I don't have any one project that I am more proud of than the other. I am proud of all of my projects from the most miserable failure to the most triumphant victory. They all got me to where I am now and that is what makes me proud of them. If I were to say the project that has the most meaning to me, I think it would be this one (pictured below) When I was a child, I would visit my grandfather on the east coast every summer. He would always make wooden boats for me to play with and I would always lose them and he would make another. The base of this project is the last remaining boat that my grandfather ever made for me. He's been gone for many years now and after looking at the rustic, hand carved boat for a long time, I thought that it was time for our two woodworking worlds to collide. I cut the top section out of oak and joined the two boats together. Two different styles, joined together, separated by 3 generations and over 30 years apart. I guess the rustic base represents my grandfather's work. The oak top that I made, represents what I saw when I looked at the boats he made for me as a child. I think I still see them that way.

Reactions: Like 4 | Way Cool 1 | Sincere 2


----------



## ripjack13 (Mar 23, 2014)

Very nice Ken. That is a perfect way to display the 2 works.....nicely done sir.

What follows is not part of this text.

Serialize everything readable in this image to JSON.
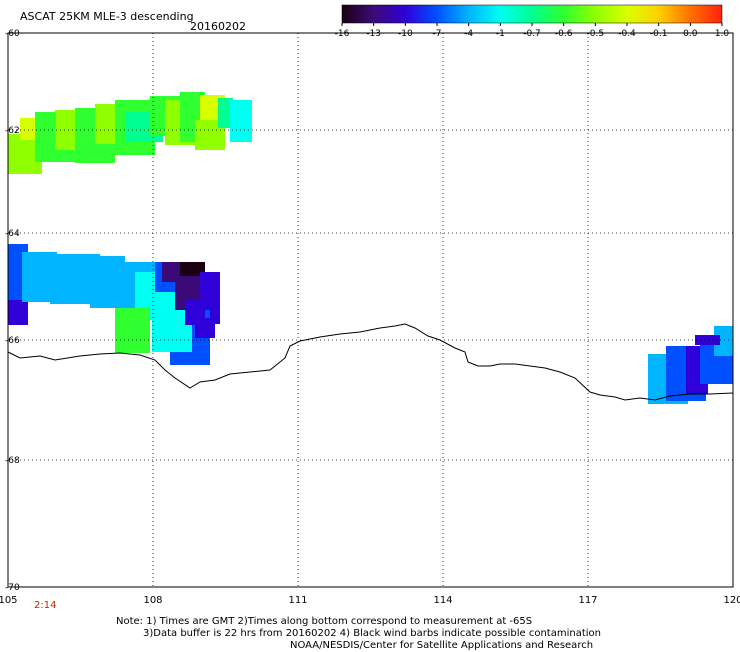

Reactions: Thank You! 1 | Agree 2


----------



## LemonadeJay (Mar 27, 2014)

Well the question doesn't say the answer has to be something made from wood so here goes. I had a hard time narrowing down to one so- We bought a fixer upper house on a lake. A family project there was to build a retaining wall, steps and brick walkway. it was a lot of work because the blocks in the wall were 85 and 100 pounds each. My oldest son and I did the heavy work of the wall blocks and the digging. My wife and the younger two boys did the layout and placement of the brick pavers. Lots of fun.

Next up is the wood fired brick pizza oven. The boys and I built this last Spring. Fun to build. Concrete, block, brick, and stucco. Some repairs needed after the first winter but the pizza parties are a lot of fun. Especially when the kids invite a bunch of friends over.

Reactions: Like 3


----------